Nous connaissons l’histoire de ces activités harassantes de travail et de toutes leurs conséquences sur la santé déjà fragile de la population ouvrière. Seule l’émergence d’une « dictature prolétarienne globalisée » fera lever le vent de changement sur les cloaques humains qui gèlent de froid, respirent la faim, la soif et la nudité.
Une police à l’image de l’État bourgeois
Lundi 22 mai 2017. À la demande de Georges Barau Sassine, un ami personnel de Jean-Claude Duvalier, et qui dirige actuellement l’Association Des Industries d’Haïti (ADIH), les policiers lâchés comme des chiens enragés par Jovenel Moïse et Michel-Ange Gédéon ont réprimé dans le sang une manifestation pacifique des masses ouvrières du Parc industriel. Malgré tout, les ouvriers grévistes n’en démordent pas. Depuis l’installation des multinationales de la sous-traitance en Haïti, la liste des doléances des embauchés ne cesse de s’allonger. Aujourd’hui, ils exigent que le salaire minimum passe de 300 à 800 gourdes, ce qui représente moins de 7 dollars US par jour. Au lieu de satisfaire aux modestes demandes, le gouvernement, – afin de plaire à la classe dominante –, utilise la force excessive pour contraindre les manifestants à retourner dans les usines. Les camarades ouvriers refusent de céder. Ils défient les menaces de révocation massive brandies par le secteur patronal qui est sur le point de perdre des contrats juteux. Le retard dans la livraison des commandes pourrait aussi entraîner des pénalités. Michel André Apaid et ses acolytes grincent les dents. Le mouvement de contestation ouvrière prend des proportions importantes. La violence policière utilisée contre les « esclaves » de la Société Nationale des Parcs Industriels (SONAPI) risque d’embraser la République. La cause ouvrière interpelle les patriotes. Plusieurs personnalités politiques et professionnelles multiplient à la radio les déclarations d’appui aux syndicats qui soutiennent la résistance des revendicateurs. Les poussées inflationnistes, dans un pays qui consomme tout, sans rien produire, – outre le banditisme et l’assassinat –, sont devenues vraiment insupportables. Les prolétaires n’ont-ils pas raison de s’en plaindre et d’exiger que le revenu de leur travail soit indexé au coût réel de la vie? Ils accusent le gouvernement de Jack Guy Lafontant d’adopter une position anti-ouvrière et de les abandonner à la merci de la « dictature du capital ». Et ils ont raison.

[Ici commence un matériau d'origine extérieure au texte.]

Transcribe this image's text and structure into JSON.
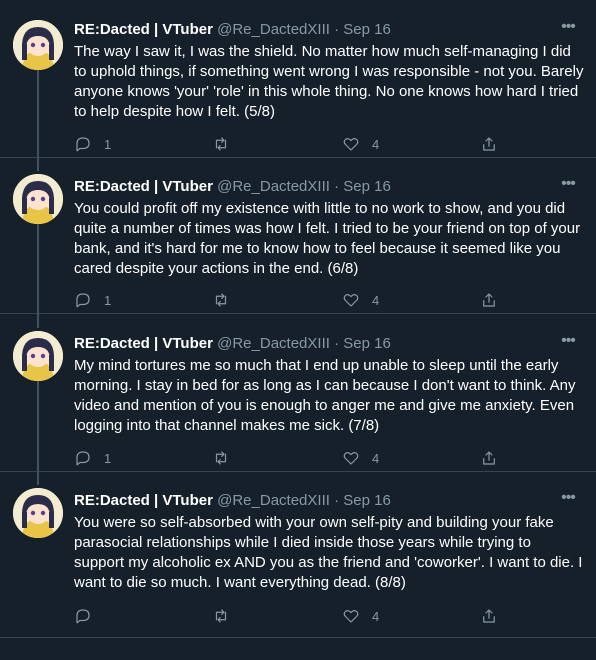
{
  "author": {
    "name": "RE:Dacted | VTuber",
    "handle": "@Re_DactedXIII",
    "separator": "·"
  },
  "more_label": "•••",
  "tweets": [
    {
      "date": "Sep 16",
      "text": "The way I saw it, I was the shield. No matter how much self-managing I did to uphold things, if something went wrong I was responsible - not you. Barely anyone knows 'your' 'role' in this whole thing. No one knows how hard I tried to help despite how I felt. (5/8)",
      "replies": "1",
      "retweets": "",
      "likes": "4"
    },
    {
      "date": "Sep 16",
      "text": "You could profit off my existence with little to no work to show, and you did quite a number of times was how I felt. I tried to be your friend on top of your bank, and it's hard for me to know how to feel because it seemed like you cared despite your actions in the end. (6/8)",
      "replies": "1",
      "retweets": "",
      "likes": "4"
    },
    {
      "date": "Sep 16",
      "text": "My mind tortures me so much that I end up unable to sleep until the early morning. I stay in bed for as long as I can because I don't want to think. Any video and mention of you is enough to anger me and give me anxiety. Even logging into that channel makes me sick. (7/8)",
      "replies": "1",
      "retweets": "",
      "likes": "4"
    },
    {
      "date": "Sep 16",
      "text": "You were so self-absorbed with your own self-pity and building your fake parasocial relationships while I died inside those years while trying to support my alcoholic ex AND you as the friend and 'coworker'. I want to die. I want to die so much. I want everything dead. (8/8)",
      "replies": "",
      "retweets": "",
      "likes": "4"
    }
  ],
  "colors": {
    "background": "#15202b",
    "text": "#ffffff",
    "secondary": "#8899a6",
    "border": "#38444d"
  }
}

La situation socioéconomique qui se complique à toutes les minutes pour les marginalisés témoignent de plus en plus de la nécessité d’une « conquête révolutionnaire du pouvoir de l’État bourgeois », tel que le conçoit Jack Barnes [1] qui rapporte ces paroles de Malcom X dans son ouvrage : « Ne courez pas dans tous les sens en essayant de vous lier d’amitié avec quelqu’un qui vous prive de vos droits, ce ne sont pas vos amis, ce sont vos ennemis. Traitez-les comme tel, combattez-les et vous obtiendrez votre liberté. »
Parmi la classe des travailleurs salariés et des petits agriculteurs, nous entrevoyons l’ovulation d’une prise de conscience qui devrait inquiéter les dirigeants capitalistes locaux. Ces militants syndicaux utilisent la « dialectique d’une révolution mondialisée » pour exprimer leur ras le bol du système impérial. Certains avouent qu’ils lisent des brochures rédigées de manière simple sur la doctrine de l’ouvriérisme. Une travailleuse a déclaré sur radio Kiskeya [2] : « Nous aidons à créer des richesses, nous voulons en bénéficier également. Et c’est tout à fait juste.» L’intervenante a reconnu du même coup que les revendications ouvrières doivent viser la prise et le contrôle des organes de pouvoir de l’État. Sinon, faisait-elle remarquer, le mouvement de résistance sociale n’aura pas le dénouement escompté. D’autres syndicalistes progressistes, comme Dominique St-Éloi du Centre national des ouvriers haïtiens (CNOH), abondent dans le même sens. En échange de leur force de travail, ils veulent aussi manger un morceau raisonnable du gâteau. L’essayiste Placide Gaboury [3] aurait sûrement ajouté : « Pas la charité, mais le partage. »
Lénine, le brillant dialecticien de la révolution d’octobre, expliqua en 1920 que « la politique de l’Internationale communiste dans la lutte contre l’oppression nationale vise à unifier les prolétaires et les masses laborieuses de toutes les nations dans la lutte révolutionnaire pour renverser les propriétaires fonciers et la bourgeoisie. Seule une telle unité garantit la victoire sur le capitalisme, sans laquelle il est impossible d’abolir l’oppression nationale [4].»
Nous avons remarqué que les grévistes des secteurs de l’industrie du textile cherchent adroitement à élargir l’espace des contestations sociales et économiques. L’État est en crise. Le gouvernement de Jovenel Moïse marche sur la voie d’une explosion sociétale. Et plus inquiétant encore. Haïti est tombée en faillite. Pour répéter Raspoutine: « Quand on sème la misère, on récolte la violence.»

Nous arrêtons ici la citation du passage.